SALEM, Ore. — A compromise working its way through the Oregon Legislature could end a long-standing fight over renewable energy mandates, which is set to come to a head at the ballot box in November.
Oregon requires large utilities to get 25 percent of their energy from new renewable sources by 2025. Smaller utilities must reach lower targets.
A recent influx of power-hungry data centers is pushing smaller Eastern Oregon utilities closer to large-utility status. Faced with the prospect of complying with the tougher standards, a lobbyist for the Umatilla Electric Cooperative has been collecting signatures for a ballot measure that would allow Umatilla and other consumer-owned utilities to get around the mandates.
Proponents of the mandate say the ballot measure would undermine the effort to spur investment in renewables.
The compromise would still require the affected utilities to eventually meet the 25 percent target, but they’ll have more flexibility about how to get there. It was approved unanimously in the House this past week and goes before a Senate committee on Thursday.
“These data farms, these industries, are large, large consumers of power,” said Rep.

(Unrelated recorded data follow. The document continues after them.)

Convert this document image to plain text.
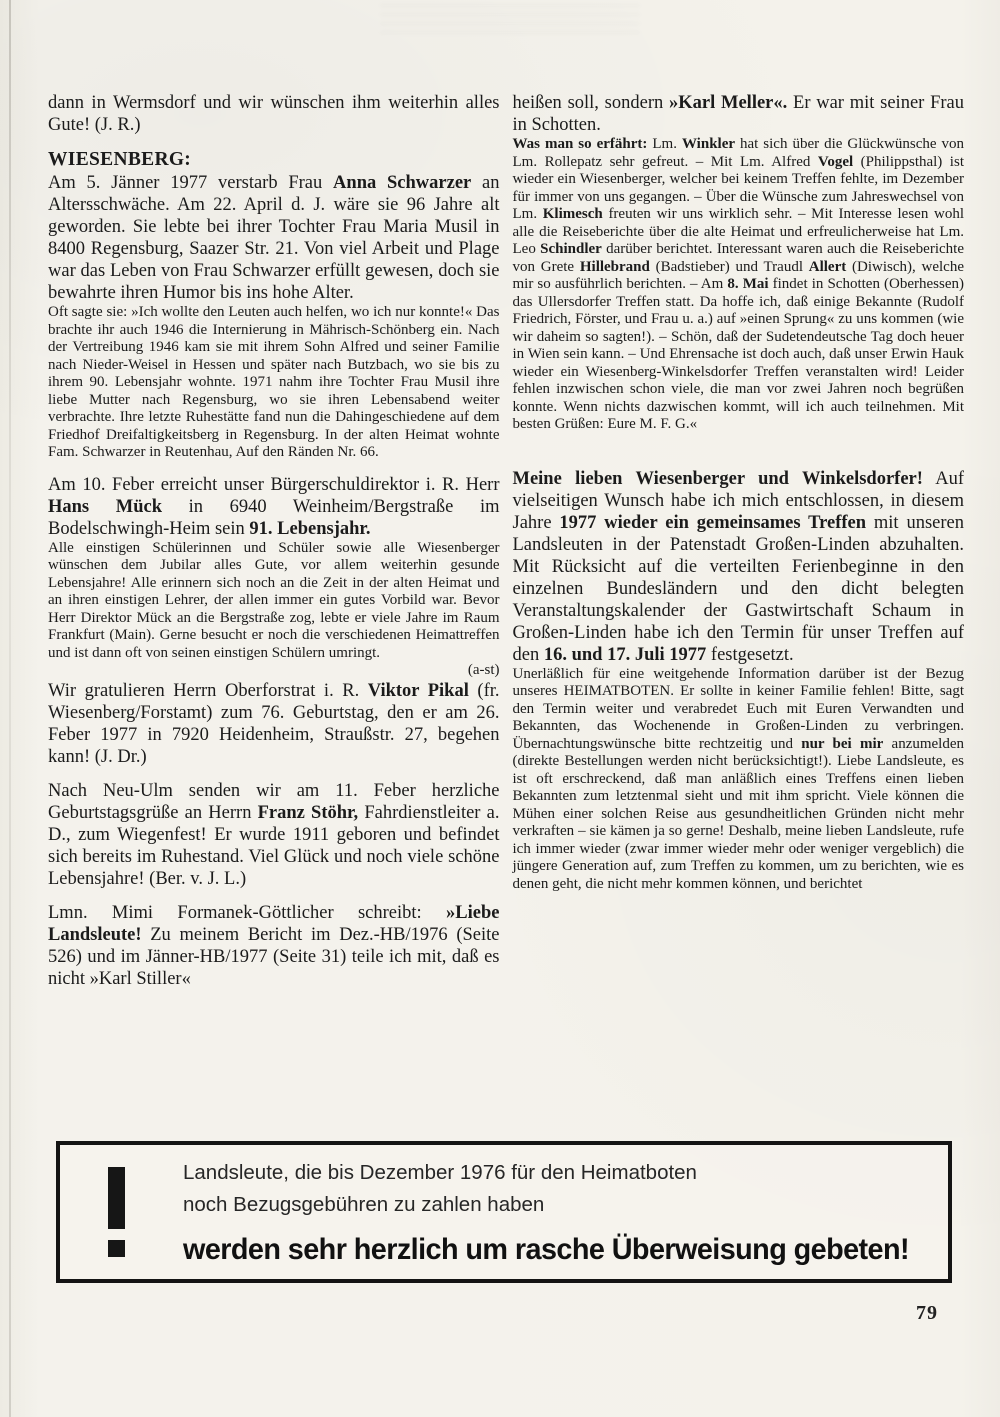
dann in Wermsdorf und wir wünschen ihm weiterhin alles Gute! (J. R.)

WIESENBERG:

Am 5. Jänner 1977 verstarb Frau Anna Schwarzer an Altersschwäche. Am 22. April d. J. wäre sie 96 Jahre alt geworden. Sie lebte bei ihrer Tochter Frau Maria Musil in 8400 Regensburg, Saazer Str. 21. Von viel Arbeit und Plage war das Leben von Frau Schwarzer erfüllt gewesen, doch sie bewahrte ihren Humor bis ins hohe Alter.

Oft sagte sie: »Ich wollte den Leuten auch helfen, wo ich nur konnte!« Das brachte ihr auch 1946 die Internierung in Mährisch-Schönberg ein. Nach der Vertreibung 1946 kam sie mit ihrem Sohn Alfred und seiner Familie nach Nieder-Weisel in Hessen und später nach Butzbach, wo sie bis zu ihrem 90. Lebensjahr wohnte. 1971 nahm ihre Tochter Frau Musil ihre liebe Mutter nach Regensburg, wo sie ihren Lebensabend weiter verbrachte. Ihre letzte Ruhestätte fand nun die Dahingeschiedene auf dem Friedhof Dreifaltigkeitsberg in Regensburg. In der alten Heimat wohnte Fam. Schwarzer in Reutenhau, Auf den Ränden Nr. 66.

Am 10. Feber erreicht unser Bürgerschuldirektor i. R. Herr Hans Mück in 6940 Weinheim/Bergstraße im Bodelschwingh-Heim sein 91. Lebensjahr.

Alle einstigen Schülerinnen und Schüler sowie alle Wiesenberger wünschen dem Jubilar alles Gute, vor allem weiterhin gesunde Lebensjahre! Alle erinnern sich noch an die Zeit in der alten Heimat und an ihren einstigen Lehrer, der allen immer ein gutes Vorbild war. Bevor Herr Direktor Mück an die Bergstraße zog, lebte er viele Jahre im Raum Frankfurt (Main). Gerne besucht er noch die verschiedenen Heimattreffen und ist dann oft von seinen einstigen Schülern umringt.

(a-st)

Wir gratulieren Herrn Oberforstrat i. R. Viktor Pikal (fr. Wiesenberg/Forstamt) zum 76. Geburtstag, den er am 26. Feber 1977 in 7920 Heidenheim, Straußstr. 27, begehen kann! (J. Dr.)

Nach Neu-Ulm senden wir am 11. Feber herzliche Geburtstagsgrüße an Herrn Franz Stöhr, Fahrdienstleiter a. D., zum Wiegenfest! Er wurde 1911 geboren und befindet sich bereits im Ruhestand. Viel Glück und noch viele schöne Lebensjahre! (Ber. v. J. L.)

Lmn. Mimi Formanek-Göttlicher schreibt: »Liebe Landsleute! Zu meinem Bericht im Dez.-HB/1976 (Seite 526) und im Jänner-HB/1977 (Seite 31) teile ich mit, daß es nicht »Karl Stiller«

heißen soll, sondern »Karl Meller«. Er war mit seiner Frau in Schotten.

Was man so erfährt: Lm. Winkler hat sich über die Glückwünsche von Lm. Rollepatz sehr gefreut. – Mit Lm. Alfred Vogel (Philippsthal) ist wieder ein Wiesenberger, welcher bei keinem Treffen fehlte, im Dezember für immer von uns gegangen. – Über die Wünsche zum Jahreswechsel von Lm. Klimesch freuten wir uns wirklich sehr. – Mit Interesse lesen wohl alle die Reiseberichte über die alte Heimat und erfreulicherweise hat Lm. Leo Schindler darüber berichtet. Interessant waren auch die Reiseberichte von Grete Hillebrand (Badstieber) und Traudl Allert (Diwisch), welche mir so ausführlich berichten. – Am 8. Mai findet in Schotten (Oberhessen) das Ullersdorfer Treffen statt. Da hoffe ich, daß einige Bekannte (Rudolf Friedrich, Förster, und Frau u. a.) auf »einen Sprung« zu uns kommen (wie wir daheim so sagten!). – Schön, daß der Sudetendeutsche Tag doch heuer in Wien sein kann. – Und Ehrensache ist doch auch, daß unser Erwin Hauk wieder ein Wiesenberg-Winkelsdorfer Treffen veranstalten wird! Leider fehlen inzwischen schon viele, die man vor zwei Jahren noch begrüßen konnte. Wenn nichts dazwischen kommt, will ich auch teilnehmen. Mit besten Grüßen: Eure M. F. G.«

Meine lieben Wiesenberger und Winkelsdorfer! Auf vielseitigen Wunsch habe ich mich entschlossen, in diesem Jahre 1977 wieder ein gemeinsames Treffen mit unseren Landsleuten in der Patenstadt Großen-Linden abzuhalten. Mit Rücksicht auf die verteilten Ferienbeginne in den einzelnen Bundesländern und den dicht belegten Veranstaltungskalender der Gastwirtschaft Schaum in Großen-Linden habe ich den Termin für unser Treffen auf den 16. und 17. Juli 1977 festgesetzt.

Unerläßlich für eine weitgehende Information darüber ist der Bezug unseres HEIMATBOTEN. Er sollte in keiner Familie fehlen! Bitte, sagt den Termin weiter und verabredet Euch mit Euren Verwandten und Bekannten, das Wochenende in Großen-Linden zu verbringen. Übernachtungswünsche bitte rechtzeitig und nur bei mir anzumelden (direkte Bestellungen werden nicht berücksichtigt!). Liebe Landsleute, es ist oft erschreckend, daß man anläßlich eines Treffens einen lieben Bekannten zum letztenmal sieht und mit ihm spricht. Viele können die Mühen einer solchen Reise aus gesundheitlichen Gründen nicht mehr verkraften – sie kämen ja so gerne! Deshalb, meine lieben Landsleute, rufe ich immer wieder (zwar immer wieder mehr oder weniger vergeblich) die jüngere Generation auf, zum Treffen zu kommen, um zu berichten, wie es denen geht, die nicht mehr kommen können, und berichtet

Landsleute, die bis Dezember 1976 für den Heimatboten
noch Bezugsgebühren zu zahlen haben
werden sehr herzlich um rasche Überweisung gebeten!
79
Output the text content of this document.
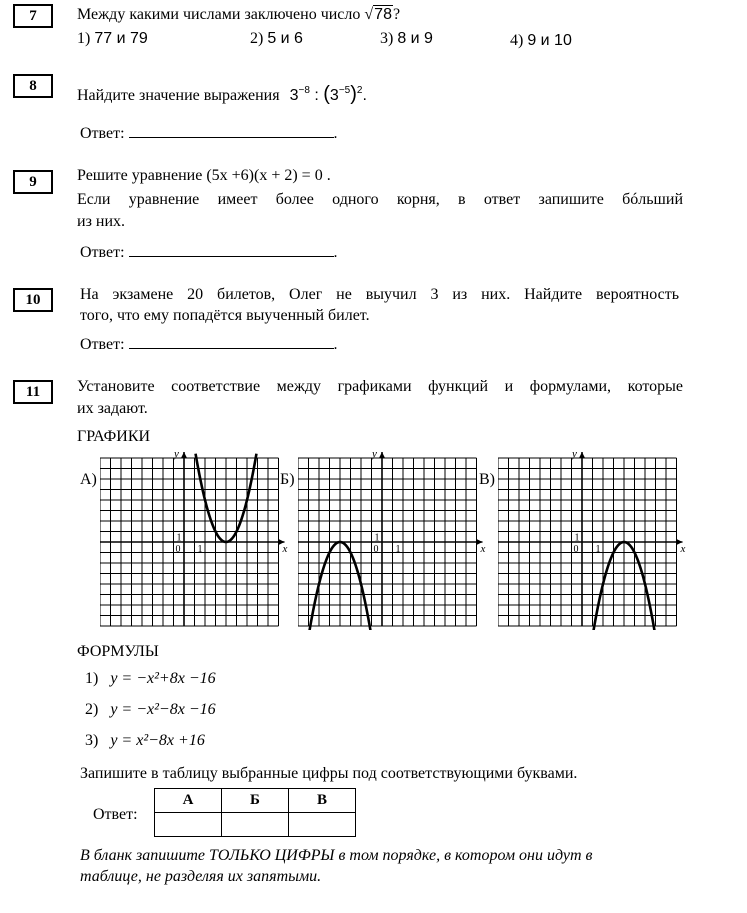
7	Между какими числами заключено число √78?
1) 77 и 79	2) 5 и 6	3) 8 и 9	4) 9 и 10
8
Найдите значение выражения $3^{-8}$ : $(3^{-5})^2$.
Ответ:	.
9	Решите уравнение (5x +6)(x + 2) = 0 .
Если уравнение имеет более одного корня, в ответ запишите бóльший
из них.
Ответ:	.
10	На экзамене 20 билетов, Олег не выучил 3 из них. Найдите вероятность
того, что ему попадётся выученный билет.
Ответ:	.
11	Установите соответствие между графиками функций и формулами, которые
их задают.
ГРАФИКИ
А)	Б)	В)
x
y
0 1
1
x
y
0 1
1
x
y
0 1
1
ФОРМУЛЫ
1) y = −x²+8x −16
2) y = −x²−8x −16
3) y = x²−8x +16
Запишите в таблицу выбранные цифры под соответствующими буквами.
Ответ:
А	Б	В

В бланк запишите ТОЛЬКО ЦИФРЫ в том порядке, в котором они идут в
таблице, не разделяя их запятыми.
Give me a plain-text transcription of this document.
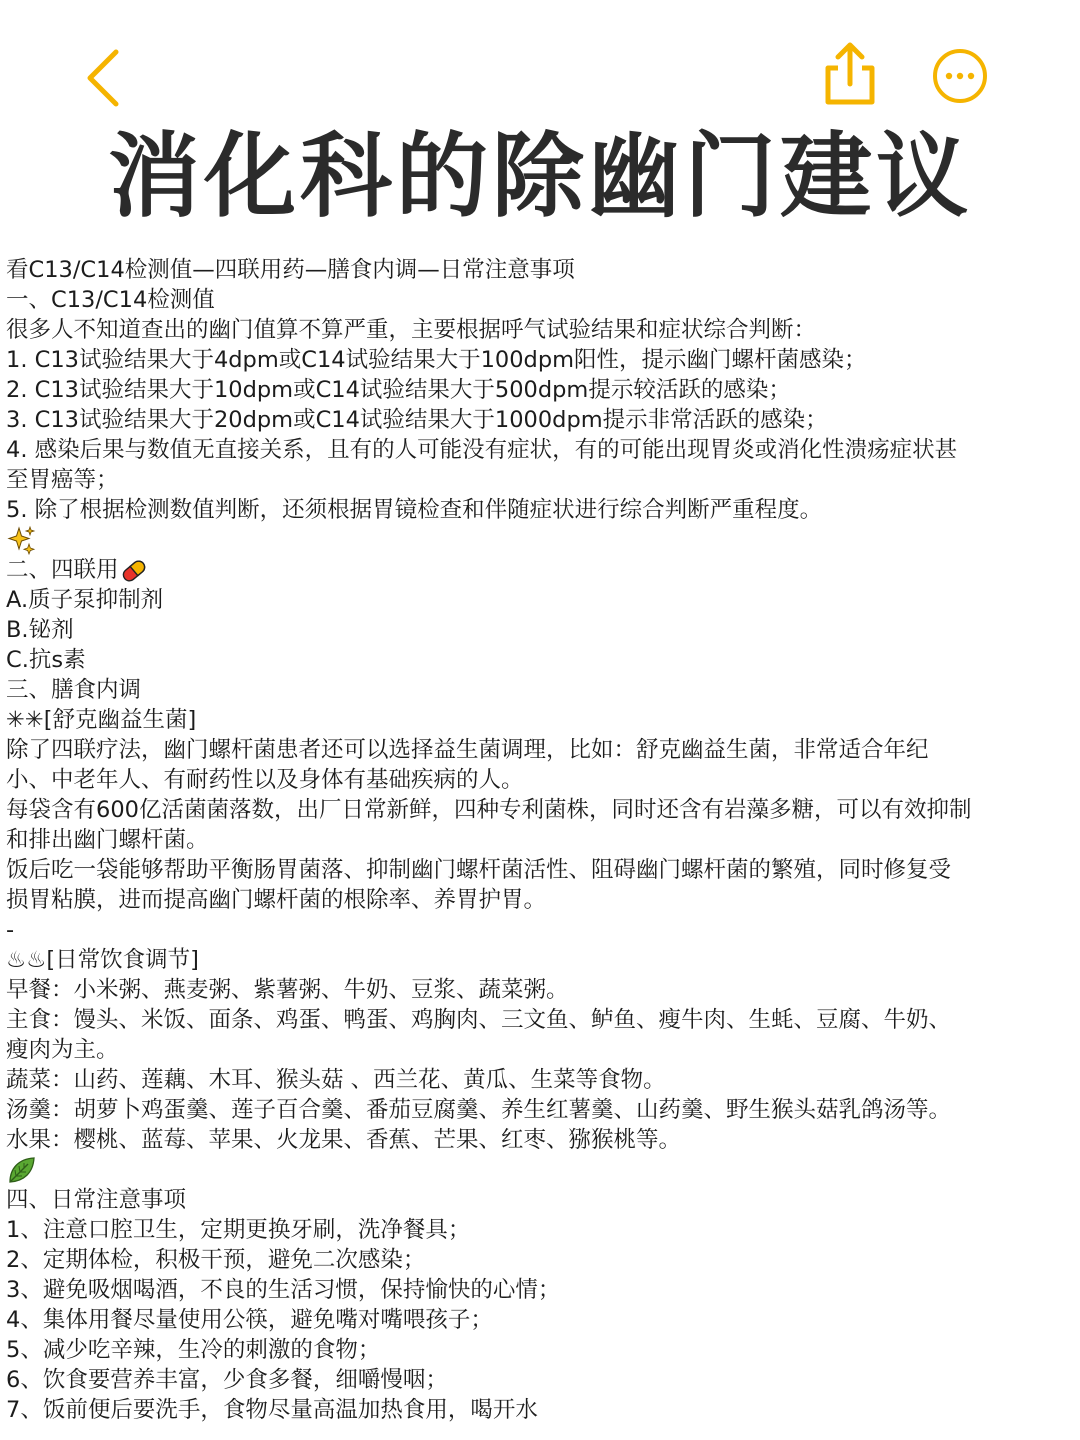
消化科的除幽门建议
看C13/C14检测值—四联用药—膳食内调—日常注意事项
一、C13/C14检测值
很多人不知道查出的幽门值算不算严重，主要根据呼气试验结果和症状综合判断：
1. C13试验结果大于4dpm或C14试验结果大于100dpm阳性，提示幽门螺杆菌感染；
2. C13试验结果大于10dpm或C14试验结果大于500dpm提示较活跃的感染；
3. C13试验结果大于20dpm或C14试验结果大于1000dpm提示非常活跃的感染；
4. 感染后果与数值无直接关系，且有的人可能没有症状，有的可能出现胃炎或消化性溃疡症状甚
至胃癌等；
5. 除了根据检测数值判断，还须根据胃镜检查和伴随症状进行综合判断严重程度。
二、四联用
A.质子泵抑制剂
B.铋剂
C.抗s素
三、膳食内调
✳✳[舒克幽益生菌]
除了四联疗法，幽门螺杆菌患者还可以选择益生菌调理，比如：舒克幽益生菌，非常适合年纪
小、中老年人、有耐药性以及身体有基础疾病的人。
每袋含有600亿活菌菌落数，出厂日常新鲜，四种专利菌株，同时还含有岩藻多糖，可以有效抑制
和排出幽门螺杆菌。
饭后吃一袋能够帮助平衡肠胃菌落、抑制幽门螺杆菌活性、阻碍幽门螺杆菌的繁殖，同时修复受
损胃粘膜，进而提高幽门螺杆菌的根除率、养胃护胃。
-
♨♨[日常饮食调节]
早餐：小米粥、燕麦粥、紫薯粥、牛奶、豆浆、蔬菜粥。
主食：馒头、米饭、面条、鸡蛋、鸭蛋、鸡胸肉、三文鱼、鲈鱼、瘦牛肉、生蚝、豆腐、牛奶、
瘦肉为主。
蔬菜：山药、莲藕、木耳、猴头菇 、西兰花、黄瓜、生菜等食物。
汤羹：胡萝卜鸡蛋羹、莲子百合羹、番茄豆腐羹、养生红薯羹、山药羹、野生猴头菇乳鸽汤等。
水果：樱桃、蓝莓、苹果、火龙果、香蕉、芒果、红枣、猕猴桃等。
四、日常注意事项
1、注意口腔卫生，定期更换牙刷，洗净餐具；
2、定期体检，积极干预，避免二次感染；
3、避免吸烟喝酒，不良的生活习惯，保持愉快的心情；
4、集体用餐尽量使用公筷，避免嘴对嘴喂孩子；
5、减少吃辛辣，生冷的刺激的食物；
6、饮食要营养丰富，少食多餐，细嚼慢咽；
7、饭前便后要洗手，食物尽量高温加热食用，喝开水
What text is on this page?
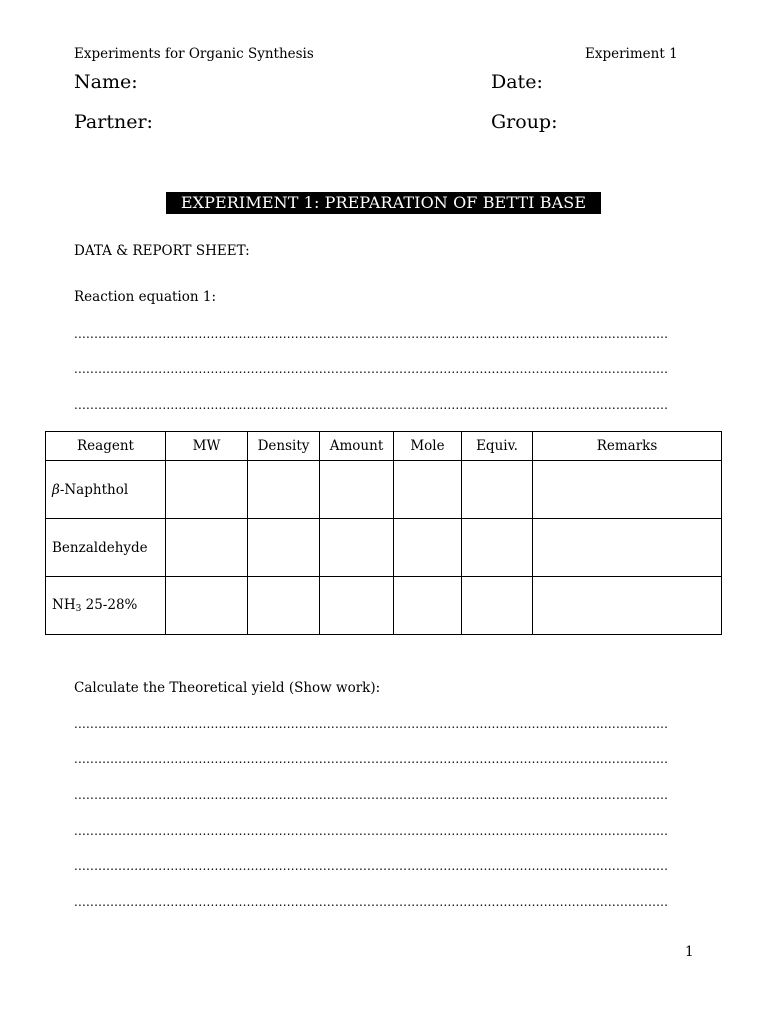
Experiments for Organic Synthesis	Experiment 1
Name:	Date:
Partner:	Group:
EXPERIMENT 1: PREPARATION OF BETTI BASE
DATA & REPORT SHEET:
Reaction equation 1:
....................................................................................................................................................
....................................................................................................................................................
....................................................................................................................................................
Reagent	MW	Density	Amount	Mole	Equiv.	Remarks
β-Naphthol						
Benzaldehyde						
$NH_3$ 25-28%						
Calculate the Theoretical yield (Show work):
....................................................................................................................................................
....................................................................................................................................................
....................................................................................................................................................
....................................................................................................................................................
....................................................................................................................................................
....................................................................................................................................................
1
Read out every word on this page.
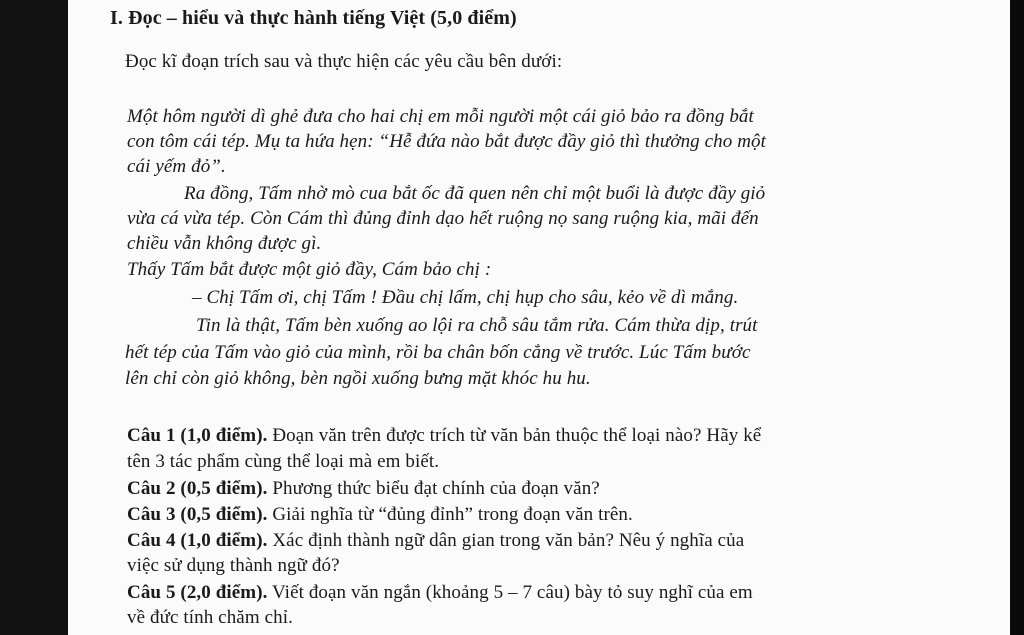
I. Đọc – hiểu và thực hành tiếng Việt (5,0 điểm)
Đọc kĩ đoạn trích sau và thực hiện các yêu cầu bên dưới:
Một hôm người dì ghẻ đưa cho hai chị em mỗi người một cái giỏ bảo ra đồng bắt
con tôm cái tép. Mụ ta hứa hẹn: “Hễ đứa nào bắt được đầy giỏ thì thưởng cho một
cái yếm đỏ”.
Ra đồng, Tấm nhờ mò cua bắt ốc đã quen nên chỉ một buổi là được đầy giỏ
vừa cá vừa tép. Còn Cám thì đủng đỉnh dạo hết ruộng nọ sang ruộng kia, mãi đến
chiều vẫn không được gì.
Thấy Tấm bắt được một giỏ đầy, Cám bảo chị :
– Chị Tấm ơi, chị Tấm ! Đầu chị lấm, chị hụp cho sâu, kẻo về dì mắng.
Tin là thật, Tấm bèn xuống ao lội ra chỗ sâu tắm rửa. Cám thừa dịp, trút
hết tép của Tấm vào giỏ của mình, rồi ba chân bốn cẳng về trước. Lúc Tấm bước
lên chỉ còn giỏ không, bèn ngồi xuống bưng mặt khóc hu hu.
Câu 1 (1,0 điểm). Đoạn văn trên được trích từ văn bản thuộc thể loại nào? Hãy kể
tên 3 tác phẩm cùng thể loại mà em biết.
Câu 2 (0,5 điểm). Phương thức biểu đạt chính của đoạn văn?
Câu 3 (0,5 điểm). Giải nghĩa từ “đủng đỉnh” trong đoạn văn trên.
Câu 4 (1,0 điểm). Xác định thành ngữ dân gian trong văn bản? Nêu ý nghĩa của
việc sử dụng thành ngữ đó?
Câu 5 (2,0 điểm). Viết đoạn văn ngắn (khoảng 5 – 7 câu) bày tỏ suy nghĩ của em
về đức tính chăm chỉ.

Greg Smith, R-Heppner, who worked with Gov. John Kitzhaber’s office to help broker the deal. “And the population of these communities is not growing.”
Older dams’ output excluded
Hydropower from dams built before 1995 doesn’t count toward the 25 percent renewables target under Oregon’s 2007 energy mandate, known as the renewable portfolio standard. Proponents say that’s because it was intended to spur new green-energy investments.
The ballot measure would allow utilities to use all dams to satisfy the energy mandates. Because the rural electric cooperatives get nearly all their power from the dams on the Columbia River, they’d be able to meet the standard without buying additional renewable energy.
They’ve submitted just under 13,000 of the 87,213 signatures they’ll need to quality for the ballot in November.
Asked to confirm whether he plans to drop the ballot measure if the Senate approves the compromise, Paul Cosgrove, a lobbyist for the Umatilla Electric Cooperative and one of the ballot measure’s chief petitioners, said “nothing will happen until after the bill becomes a law.”
“We will continue active signature gathering in the meantime,” he added.
Under the compromise, hydropower prohibition remains intact, but consumer-owned utilities like Umatilla would get a cheaper way to comply in the early years. Rather than buying and distributing renewable power directly, the affected utilities will be allowed to buy credits that are created when wind farms, solar panels or other renewable energy projects are created elsewhere.
The change would result in delaying construction of about 12 to 40 megawatts worth of renewable energy projects, said Varner Seaman, policy director for the Renewable Northwest Project. That’s like pushing back the construction of three to 12 wind turbines from 2022 until the 2030s, he said.
“It’s a reasonable agreement with the parties and it manages the risk of a ballot measure, and we think that it gives us a good path forward,” Seaman said.
The measure would also order the Public Utility Commission, which regulates utilities, to study whether it’s feasible to allow businesses to pay extra to get renewable energy, similar to a program that already exists for residential customers. That provision is intended to appease utilities already working to comply with the large-utility mandates, which include Portland General Electric and PacificCorp.
“This bill creates more certainty, more pathways for renewable power,” said Rep. Jules Bailey, D-Portland.